Мы помолчали, а потом он сказал:

- Ты сейчас похож на лисичку, которая распинается о зеленом винограде.

 

Паша-старик выглядел подавленным, и был рассеян. На меня не смотрел, обычных вопросов не задавал. Мы молча пили чай. Явно что-то тяготило его. Когда он спросил:

- Ты слышишь, что твориться у тебя над головой. Я имею в виду людей, что живут сверху.

- Иногда стук, когда двигают тяжелые вещи. Очень редко. А что?

- Я тоже слышу стук. – Он смотрел в пол. – И скрип. – Следующие слова он произнес, крепко сжав зубы. – У нее наверно кровать расшатана. Всю ночь этот звук сводил меня с ума и не только этот. Он раньше был, но я не замечал. Да и я теперь… прислушиваюсь… - он растянул губы в смешке.

- М-м-м да, а ты думал ей достаточно платонической любви? Никому ее не достаточно. И вообще, сколько тебе лет, дитятко? Переляг пока в зал и спи там спокойно.

- Да. Я так и сделал.

 

Мне очень хотелось покончить с его хандрой. Вечером я решил зайти к ней поговорить. Я немного волновался, но был настроен решительно и даже агрессивно. Она открыла дверь и вопросительно посмотрела на меня.

- Здравствуйте – начал я и тут же проиграл – окинул ее фигуру взглядом, и она это заметила, потому что взгляд мой окончился на ее внимательно разглядывающих меня глазах, и губами она ухмыльнулась. Но я не мог удержаться: джинсы, обтягивающие бедра, пояс пониже талии, и топик облегающий, как говорил Задорнов «на босу грудь». Так мне здесь хочется вставить замечание, что глаза ее были блудливы, но боюсь быть не справедливым, поэтому отмечаю лишь собственное желание. А может и со словом «ухмылка» я палку перегнул. Ну, да черт с ним.

- Привет, – ответила она.

- Я вот по какому вопросу. Под вами живет старый человек. Он плохо ночью спит, а у вас еще тут сверху стучит что-то, - я очень старался нагло смотреть на нее, но наверно у меня ничего не получалось.

- Это скорей всего кровать ему мешает.

Я не ожидал.

- Наверно.

- Она расшаталась, а сделать руки не доходят. Может, посмотришь? Вдруг там подкрутить что-то нужно.

Я смешался.

- Нет. Сама кого-нибудь найдешь, – изначальный тон разговора изменился, я отступил. Захотелось поскорее закончить, исчезнуть с ее глаз. – До свиданья.

Я направился вниз по лестнице. Дверь не закрылась – она смотрела мне в след. Я закипал. Ух, столько матерной брани по отношению к ней звучало в голове! В пролете я повернулся.

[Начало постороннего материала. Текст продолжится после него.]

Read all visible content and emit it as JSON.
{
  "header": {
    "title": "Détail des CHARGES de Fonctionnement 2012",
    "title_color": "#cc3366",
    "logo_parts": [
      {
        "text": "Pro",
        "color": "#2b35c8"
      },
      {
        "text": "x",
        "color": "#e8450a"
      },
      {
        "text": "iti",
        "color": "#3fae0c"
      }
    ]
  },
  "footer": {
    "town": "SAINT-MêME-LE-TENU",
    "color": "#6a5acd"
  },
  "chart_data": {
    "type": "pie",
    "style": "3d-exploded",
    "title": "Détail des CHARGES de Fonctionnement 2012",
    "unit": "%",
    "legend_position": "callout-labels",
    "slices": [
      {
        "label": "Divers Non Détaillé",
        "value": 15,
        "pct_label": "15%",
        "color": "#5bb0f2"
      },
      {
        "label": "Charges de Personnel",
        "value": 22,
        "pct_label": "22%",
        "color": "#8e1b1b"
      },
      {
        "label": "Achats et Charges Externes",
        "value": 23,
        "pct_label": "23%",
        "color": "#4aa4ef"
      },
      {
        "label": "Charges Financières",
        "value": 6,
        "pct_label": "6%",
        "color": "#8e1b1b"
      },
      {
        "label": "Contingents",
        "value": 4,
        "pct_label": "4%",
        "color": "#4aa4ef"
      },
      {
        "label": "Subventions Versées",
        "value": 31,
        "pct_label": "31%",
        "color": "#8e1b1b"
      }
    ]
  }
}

- Что передумал? – спросила она вызывающе.

- Нет. Хотел пожелать спокойной ночи. – (тогда было около 3-х дня).

Она улыбнулась. Наверно мои слова ее ни капельки не кольнули.

Тем днем (к своему стыду должен признаться), нарезая круги в своей комнате и обкусывая губы, я долго маялся вопросом: издевалась ли она надо мной или правда приглашала подкрутить кровать?

 

Я разубеждал, старался, а он в ответ только злился. Я перестал к нему ходить. Через день он сам зашел. Извинился передо мной. Сказал: «Одному мне еще хуже».

Удивительный эффект. Он мне о ней так красиво рассказывал, что я сам поневоле задумывался: «Может и вправду…». Но мне было достаточно увидеть ее раз, что бы понять, что она самая обыкновенная, только на лицо симпатична. Фигурка тоже ничего. Неужели ему этого достаточно? Думаю если б не тот капкан – когда он ее впервые увидел, с ним ничего подобного не случилось бы. Все-таки он чересчур жалостливый человек.

Однажды он спросил: «Чем она тебе не нравиться?».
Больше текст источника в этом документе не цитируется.